J.B.

¡Kaixo! ¡Y descorchamos!

Me aconseja un amigo chileno que abandone a mis francesas y me deje inspirar por la música de ‘Los Tres’, grupo con cierto recorrido en aquel país, a la hora de desenfundar mi estilográfica Montblanc, comprada en el famoso mercado de falsificaciones de Shanghái por lo mismo que vale un Chupa-Chups. Pesa tanto que resulta incómoda. Escribe igual que cualquier boli de los que regalan en ferias y en campañas electorales, que viene a ser lo mismo. Mal negocio.

Le hago caso. Play. Suena la canción ‘El Rey del Mariscal’. Me ha vendido su música como folk chileno pero al escucharla solo viene a mi cabeza un señor italiano y velludo, gordo y bigotudo, escoltado por su prole. Siglo XX, blanco y negro. Viajan en un vagón de tercera, armados con acordeones que buscan relativizar el tedio del tiempo que aleja Roma de Nápoles. A su alrededor los pasajeros comparten vino. Vino en bota. A la bota le precede una mozzarella de Búfala de proporciones bíblicas. El cabeza de familia da un largo trago y reparte el queso entre su mujer e hijos, sonrientes todos cuando al morder, el líquido desliza por la comisura de los labios en cosquillas imposibles. Me gusta la canción, pero decido bajarme del tren y volver a las voces femeninas. Cuestión de confianza, animal de rituales.

Al lío.

Existe una ciudad especial. Aburrida en invierno – y a veces también en verano -, vive aislada de las miserias de nuestro tiempo. No se atisba crimen, los locos vagan felices con su locura, y los que menos tienen lo tienen todo. El monte Gurugú y los duros ex soviéticos quedan lejos, y judíos ortodoxos cohabitan con peluqueros sirios y árabes de oro.

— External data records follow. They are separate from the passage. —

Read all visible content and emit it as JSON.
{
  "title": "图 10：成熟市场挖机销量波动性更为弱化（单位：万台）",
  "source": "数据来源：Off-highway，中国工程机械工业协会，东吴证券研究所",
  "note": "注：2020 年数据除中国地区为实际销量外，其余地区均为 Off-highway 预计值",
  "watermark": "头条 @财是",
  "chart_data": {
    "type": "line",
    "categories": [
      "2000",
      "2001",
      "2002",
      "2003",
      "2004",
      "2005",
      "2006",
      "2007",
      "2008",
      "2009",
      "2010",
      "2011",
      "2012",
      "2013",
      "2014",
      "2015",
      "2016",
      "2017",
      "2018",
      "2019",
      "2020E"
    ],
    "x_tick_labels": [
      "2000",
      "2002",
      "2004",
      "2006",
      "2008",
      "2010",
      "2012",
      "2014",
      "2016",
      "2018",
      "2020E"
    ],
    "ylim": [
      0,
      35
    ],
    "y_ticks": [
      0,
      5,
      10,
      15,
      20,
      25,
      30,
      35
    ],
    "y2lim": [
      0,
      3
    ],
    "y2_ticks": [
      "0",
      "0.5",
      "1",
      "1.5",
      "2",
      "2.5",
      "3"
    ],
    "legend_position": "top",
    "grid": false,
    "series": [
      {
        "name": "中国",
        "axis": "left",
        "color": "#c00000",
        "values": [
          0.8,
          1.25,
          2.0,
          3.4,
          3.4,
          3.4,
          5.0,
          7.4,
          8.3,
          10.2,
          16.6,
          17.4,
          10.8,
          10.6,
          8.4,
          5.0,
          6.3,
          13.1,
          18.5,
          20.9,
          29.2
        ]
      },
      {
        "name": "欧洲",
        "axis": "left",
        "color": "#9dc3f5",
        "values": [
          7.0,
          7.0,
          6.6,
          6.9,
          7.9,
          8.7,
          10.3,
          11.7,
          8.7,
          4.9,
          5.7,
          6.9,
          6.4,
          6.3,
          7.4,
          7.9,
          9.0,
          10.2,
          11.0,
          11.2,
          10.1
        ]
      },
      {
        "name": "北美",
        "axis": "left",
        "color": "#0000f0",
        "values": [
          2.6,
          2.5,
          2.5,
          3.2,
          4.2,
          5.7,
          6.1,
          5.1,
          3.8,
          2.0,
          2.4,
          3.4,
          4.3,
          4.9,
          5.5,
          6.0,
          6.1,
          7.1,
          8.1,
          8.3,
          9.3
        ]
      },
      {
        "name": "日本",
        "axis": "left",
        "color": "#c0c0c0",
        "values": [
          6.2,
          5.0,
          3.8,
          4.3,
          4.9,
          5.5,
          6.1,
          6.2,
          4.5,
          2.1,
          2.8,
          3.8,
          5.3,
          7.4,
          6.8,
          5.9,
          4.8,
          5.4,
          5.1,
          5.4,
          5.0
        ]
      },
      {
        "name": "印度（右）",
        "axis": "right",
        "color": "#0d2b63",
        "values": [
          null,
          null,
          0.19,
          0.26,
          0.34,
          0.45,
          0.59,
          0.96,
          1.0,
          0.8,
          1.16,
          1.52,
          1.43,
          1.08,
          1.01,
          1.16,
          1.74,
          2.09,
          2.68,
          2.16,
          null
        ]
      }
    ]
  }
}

Es Zurich. Zurich, y para enamorarse hay que vivirla un domingo de sol de septiembre. Desconectarse y pedalear hasta ‘Fork & Bottle’ para desayunar-comer-beber. Brunchear, que dicen los idiotas. Y lo serán hasta que la RAE diga lo contrario.
Primera semana de septiembre. Familias jóvenes se reencuentran y ríen tras el descanso estival. Se nota a la gente en paz. Hablan pausados mientras beben Mimosas (una guarrada que mezcla zumo de naranja y Prosecco) y comen huevos escalfados. O Eggs Benedict,  que decimos los idiotas. Para muchos, septiembre es el verdadero enero. Es el comienzo, el momento de poner los contadores a cero, compartir vino y cigarro con los de cerca e ilusionarse por el Nuevo curso que empieza. Uno se llena de nobles propósitos. Desea aprender más y trabajar mejor, querer más y también querer mejor. Septiembre es el mes de la gente, donde todos tenemos nuestras capacidades intactas y quien más quien menos se promete cambiar su mundo desde ya.

Lejos de Zurich vive Lima, de la que nada sé, pero que según me cuentan bien podría llamarse la ciudad de los cables. Los cables tejen una telaraña urbana que protege a los mortales de un cielo blanquecino, gris, anodino. Uno se acostumbra a los cables, y termina por darles color y llenarlos de luz. Están siempre ahí. Enredados y sin poder desenredarse.

Todos tenemos un mar de cables sobre nosotros. Unas veces protegen y otras, las más, ensucian. La ecuación se resuelve escapándose cada poco a sitios como ‘Fork & Bottle’, volviendo cada día a nuestro septiembre particular. A la ilusión de pintar una y otra vez los cables de Lima.